Imóvel Urbano Averbação Para Imóvel Rural

Consulta:

Encontra-se registrado sob nº 1, na matrícula 2.540, livro 02, deste oficial, um imóvel designado parte D, com 95.590,00m2 ou 3,95 alqueires ou ainda 9,5590ha., no perímetro urbano desta cidade; dito imóvel encontra-se matriculado em nome do ESPÓLIO DE DOMINGOS A., autorizado por alvará judicial na escritura de divisão amigável do imóvel, tendo comparecido na escritura curador especial, tendo o espólio sido representado pela viuva-meeira Ermelinda.
Agora foi apresentado para averbação/registro:

I)- Requerimento solicitando a alteração do imóvel urbano para rural, tendo apresentado CCIR e ITR´s, alegando as partes que o imóvel tem destinação rural.
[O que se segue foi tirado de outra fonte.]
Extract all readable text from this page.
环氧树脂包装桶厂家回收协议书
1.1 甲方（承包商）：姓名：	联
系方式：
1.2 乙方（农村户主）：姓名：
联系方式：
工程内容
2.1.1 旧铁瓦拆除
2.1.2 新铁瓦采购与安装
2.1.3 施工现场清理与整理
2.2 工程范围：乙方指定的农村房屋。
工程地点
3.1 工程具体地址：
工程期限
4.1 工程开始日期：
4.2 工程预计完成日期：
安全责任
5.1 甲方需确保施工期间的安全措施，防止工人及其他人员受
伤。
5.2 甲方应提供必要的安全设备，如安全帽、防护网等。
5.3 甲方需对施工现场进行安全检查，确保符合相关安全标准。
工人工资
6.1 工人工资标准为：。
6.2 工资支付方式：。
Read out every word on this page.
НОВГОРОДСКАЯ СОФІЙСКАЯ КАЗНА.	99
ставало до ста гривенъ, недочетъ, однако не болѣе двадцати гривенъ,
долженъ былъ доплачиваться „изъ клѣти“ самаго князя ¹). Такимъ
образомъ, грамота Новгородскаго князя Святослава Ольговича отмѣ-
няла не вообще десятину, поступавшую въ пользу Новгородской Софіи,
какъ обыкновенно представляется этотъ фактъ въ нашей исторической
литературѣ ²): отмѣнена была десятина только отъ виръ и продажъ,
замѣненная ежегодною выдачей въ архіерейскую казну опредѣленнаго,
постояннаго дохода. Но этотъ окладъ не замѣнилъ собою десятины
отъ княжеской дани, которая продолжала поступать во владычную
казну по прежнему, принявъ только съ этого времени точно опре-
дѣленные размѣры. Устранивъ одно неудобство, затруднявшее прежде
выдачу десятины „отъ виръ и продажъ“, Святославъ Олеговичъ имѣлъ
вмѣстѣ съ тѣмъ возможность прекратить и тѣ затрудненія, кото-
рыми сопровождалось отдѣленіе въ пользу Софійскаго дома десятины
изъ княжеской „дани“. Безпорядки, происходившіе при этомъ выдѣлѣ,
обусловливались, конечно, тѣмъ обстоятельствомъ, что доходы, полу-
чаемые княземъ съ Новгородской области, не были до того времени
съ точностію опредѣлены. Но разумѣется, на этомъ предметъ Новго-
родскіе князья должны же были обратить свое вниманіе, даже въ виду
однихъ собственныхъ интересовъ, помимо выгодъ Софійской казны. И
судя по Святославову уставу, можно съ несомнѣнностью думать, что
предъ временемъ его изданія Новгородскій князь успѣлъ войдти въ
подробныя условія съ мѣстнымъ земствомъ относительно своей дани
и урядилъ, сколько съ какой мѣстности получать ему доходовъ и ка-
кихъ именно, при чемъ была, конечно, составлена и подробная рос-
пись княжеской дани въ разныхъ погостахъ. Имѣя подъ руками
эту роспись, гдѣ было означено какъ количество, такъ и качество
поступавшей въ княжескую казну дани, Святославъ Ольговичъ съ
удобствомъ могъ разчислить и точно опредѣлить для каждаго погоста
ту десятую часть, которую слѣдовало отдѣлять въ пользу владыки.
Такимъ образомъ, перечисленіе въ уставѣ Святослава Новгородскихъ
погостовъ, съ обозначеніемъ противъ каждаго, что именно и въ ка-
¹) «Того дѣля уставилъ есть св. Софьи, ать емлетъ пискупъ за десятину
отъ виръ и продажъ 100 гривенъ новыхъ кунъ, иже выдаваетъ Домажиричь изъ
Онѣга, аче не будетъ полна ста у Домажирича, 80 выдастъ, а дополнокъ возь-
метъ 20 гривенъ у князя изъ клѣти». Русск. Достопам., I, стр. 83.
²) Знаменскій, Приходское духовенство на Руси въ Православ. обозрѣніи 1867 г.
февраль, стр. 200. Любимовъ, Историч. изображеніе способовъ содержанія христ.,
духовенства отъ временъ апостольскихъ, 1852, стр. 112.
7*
Como proceder e quais os documentos necessários para a alteração de urbano para rural?
II)- Tem algum problema o imóvel estar registrado em nome do espólio de Domingos A. e agora foi apresentado o inventário para registro?
02-10-2.009.

Resposta: Como é sabido, no Brasil se adota o critério de destinação e não da localização para definir se o imóvel é rural ou urbano.
Para fins tributários (IPTU/ITR), o que vale é a localização do imóvel (artigo 32, parágrafo 1º do CTN).
Para fins de cadastro e definição da exploração rural, o que conta é a destinação do imóvel cujo enquadramento é de competência do INCRA.
Embora o Município tenha autonomia constitucional sobre o seu território (CF artigo 30, I e VIII) e tenha classificado todo o perímetro urbano do Município como área urbana ou de expansão urbana, tal classificação não implica em dizer que não haja imóveis rurais dentro dos limites do território urbano, nem tem o condão de afastar automaticamente a competência tributária do INCRA sobre prédios que tenham destinação rural.
As propriedades encravadas na zona urbana, onde são exercidas as atividades agropastoris, por razões de política tributária e urbana podem ser excluídas da definição de zona urbana pela Lei Municipal competente.
Além do que o artigo 15º do Decreto Lei n. 57/66, exclui da incidência do IPTU imóveis cuja destinação seja, comprovadamente, a exploração extrativa vegetal, agrícola, pecuária ou agro-indistrial.
E com a edição do referido Decreto Lei, retorna-se ao critério de destinação para definir se o imóvel é urbano ou rural.
Desta forma, a averbação da alteração da destinação do imóvel de urbano para rural poderá ser feita nos termos do artigo n. 246 da LRP, e item n. 110 do Capitulo XX das NSCGJSP, a requerimento do interessado com a apresentação do CCIR , dos ITR’s, e certidão expedida pela Prefeitura Municipal, certificando o descadastramento do imóvel do lançamento do IPTU, ou certificando de que nunca houve lançamento de IPTU para o imóvel em questão uma vez que o mesmo tem destinação rural (Ver ACi c/ Revisão n. 482.083-5/2-00 e REsp 1112646 via fax).
Quanto ao imóvel se encontrar registrado em nome do Espólio de Domingos A., nenhum problema há para obstar o registro do formal de partilha, pois como se sabe o espolio por não ter personalidade jurídica, via de regra, não poderia adquirir bens, a não ser em situações especiais, como é o caso, pois houve autorização judicial para tal (alvará) (Ver APC 632-6/6, 16.282-0/0, 13.222-0/3, 596200/5/00 – Bol. Do Irib n. 167 – O Espólio como Adquirente no Registro de Imóveis e artigos nºs. 12, V e 43 do CPC).

É o parecer sub censura.
São Paulo Sp., 02 de Outubro de 2.009.